Mesmo quando a dosagem da testosterona livre está muito abaixo do esperado e a psicologia pôde determinar que não houvesse problemas emocionais e conjugais, os resultados do uso da testosterona são ruins a longo prazo. Na maioria das vezes a resposta é semelhante à de um placebo.

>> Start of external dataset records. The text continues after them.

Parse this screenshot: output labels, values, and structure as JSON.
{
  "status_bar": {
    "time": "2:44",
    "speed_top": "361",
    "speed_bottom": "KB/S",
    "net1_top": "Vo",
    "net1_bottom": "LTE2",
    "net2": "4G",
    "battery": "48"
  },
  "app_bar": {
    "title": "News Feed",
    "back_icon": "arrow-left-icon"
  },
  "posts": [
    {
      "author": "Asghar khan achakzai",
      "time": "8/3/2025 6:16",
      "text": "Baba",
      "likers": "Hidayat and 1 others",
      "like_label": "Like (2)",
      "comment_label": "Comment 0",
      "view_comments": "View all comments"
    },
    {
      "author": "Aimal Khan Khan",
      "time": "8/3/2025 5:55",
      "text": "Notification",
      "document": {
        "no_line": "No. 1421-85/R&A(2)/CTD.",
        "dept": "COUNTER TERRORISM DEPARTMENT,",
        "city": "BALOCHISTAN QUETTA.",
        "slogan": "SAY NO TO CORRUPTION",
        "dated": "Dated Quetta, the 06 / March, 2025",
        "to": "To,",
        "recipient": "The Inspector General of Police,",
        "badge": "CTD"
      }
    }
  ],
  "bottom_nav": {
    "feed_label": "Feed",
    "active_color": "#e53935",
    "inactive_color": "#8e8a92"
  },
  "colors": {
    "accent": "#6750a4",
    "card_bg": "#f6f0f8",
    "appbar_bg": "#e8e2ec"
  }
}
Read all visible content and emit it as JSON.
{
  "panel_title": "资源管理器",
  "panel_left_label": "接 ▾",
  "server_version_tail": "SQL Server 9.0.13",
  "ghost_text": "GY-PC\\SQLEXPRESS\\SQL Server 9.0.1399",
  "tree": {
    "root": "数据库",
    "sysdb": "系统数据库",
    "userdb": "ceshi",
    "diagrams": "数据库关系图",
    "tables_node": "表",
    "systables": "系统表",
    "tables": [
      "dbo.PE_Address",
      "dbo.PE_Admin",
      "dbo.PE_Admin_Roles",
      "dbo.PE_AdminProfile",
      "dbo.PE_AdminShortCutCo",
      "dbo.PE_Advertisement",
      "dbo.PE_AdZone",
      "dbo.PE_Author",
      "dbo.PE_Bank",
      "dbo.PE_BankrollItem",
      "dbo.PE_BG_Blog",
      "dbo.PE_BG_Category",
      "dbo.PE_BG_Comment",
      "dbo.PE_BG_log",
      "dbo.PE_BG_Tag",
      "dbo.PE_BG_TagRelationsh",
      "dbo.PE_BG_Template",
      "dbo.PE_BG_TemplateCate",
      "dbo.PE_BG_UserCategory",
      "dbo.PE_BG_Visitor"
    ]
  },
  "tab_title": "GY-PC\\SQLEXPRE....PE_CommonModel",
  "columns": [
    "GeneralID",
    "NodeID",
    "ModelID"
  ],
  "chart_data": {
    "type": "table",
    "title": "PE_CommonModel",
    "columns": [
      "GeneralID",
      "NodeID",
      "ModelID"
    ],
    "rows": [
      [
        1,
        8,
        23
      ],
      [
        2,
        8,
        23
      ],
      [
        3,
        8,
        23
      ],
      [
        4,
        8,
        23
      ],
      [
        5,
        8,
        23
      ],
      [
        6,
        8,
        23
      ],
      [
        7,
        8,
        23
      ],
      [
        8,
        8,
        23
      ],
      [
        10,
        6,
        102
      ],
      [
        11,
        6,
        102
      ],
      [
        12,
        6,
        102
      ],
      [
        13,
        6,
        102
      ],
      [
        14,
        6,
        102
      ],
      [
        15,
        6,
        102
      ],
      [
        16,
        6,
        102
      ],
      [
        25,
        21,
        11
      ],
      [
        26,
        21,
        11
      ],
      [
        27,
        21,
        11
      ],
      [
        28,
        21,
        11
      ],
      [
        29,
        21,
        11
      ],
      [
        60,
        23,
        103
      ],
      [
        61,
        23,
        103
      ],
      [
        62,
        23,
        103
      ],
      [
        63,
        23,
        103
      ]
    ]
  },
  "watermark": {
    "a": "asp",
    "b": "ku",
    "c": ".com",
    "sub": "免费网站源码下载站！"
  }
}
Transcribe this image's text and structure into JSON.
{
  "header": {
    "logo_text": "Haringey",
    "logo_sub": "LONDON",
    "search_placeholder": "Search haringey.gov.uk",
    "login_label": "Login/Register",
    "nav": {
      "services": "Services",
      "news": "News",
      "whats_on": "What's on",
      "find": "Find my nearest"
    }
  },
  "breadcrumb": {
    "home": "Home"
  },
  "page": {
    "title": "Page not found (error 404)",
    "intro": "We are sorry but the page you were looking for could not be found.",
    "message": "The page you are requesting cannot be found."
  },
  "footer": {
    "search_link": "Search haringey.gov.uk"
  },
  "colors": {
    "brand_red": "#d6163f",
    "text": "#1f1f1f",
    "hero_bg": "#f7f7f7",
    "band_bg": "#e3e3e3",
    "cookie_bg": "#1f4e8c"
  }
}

A testosterona é fundamental nos homens em níveis normais, porém quando esses níveis são elevados além do normal por hormonioterapia, não há correlação entre níveis de testosterona e aumento da libido, porém déficit acentuado do androgênio reduz a libido no homem. A transposição desse fato para as mulheres, porém não é correta, porque não há semelhança entre as ações androgênicas no homem e na mulher, elas têm funções diferentes em cada sexo.

Além disso, os efeitos são muitos e graves: virilização da mulher, aumento do clitóris, dos pêlos, barba e pomo de adão, acne, seborréia, e alteração nos níveis de colesterol, aumentando o colesterol ruim, o HDL. A idéia de que o uso de testosterona, em especial por longo prazo seria capaz de dar à mulher libido é falsa, a libido feminina é resultado de múltiplos fatores, pessoais, relacionais, educacionais, sociais, culturais.

Há ainda uma relação entre o uso excessivo e inadequado de hormônios e o câncer, mas as mulheres que tomam hormônios por os terem baixos não correm riscos elevados. Já as que os tomam e já tem produção natural de hormônios adequada acabam super expostas e, então, o risco de câncer tende a aumentar. O uso generalizado de reposição hormonal é arriscado. Porém o uso em mulheres em que há indicação e acompanhamento médico é perfeitamente seguro”.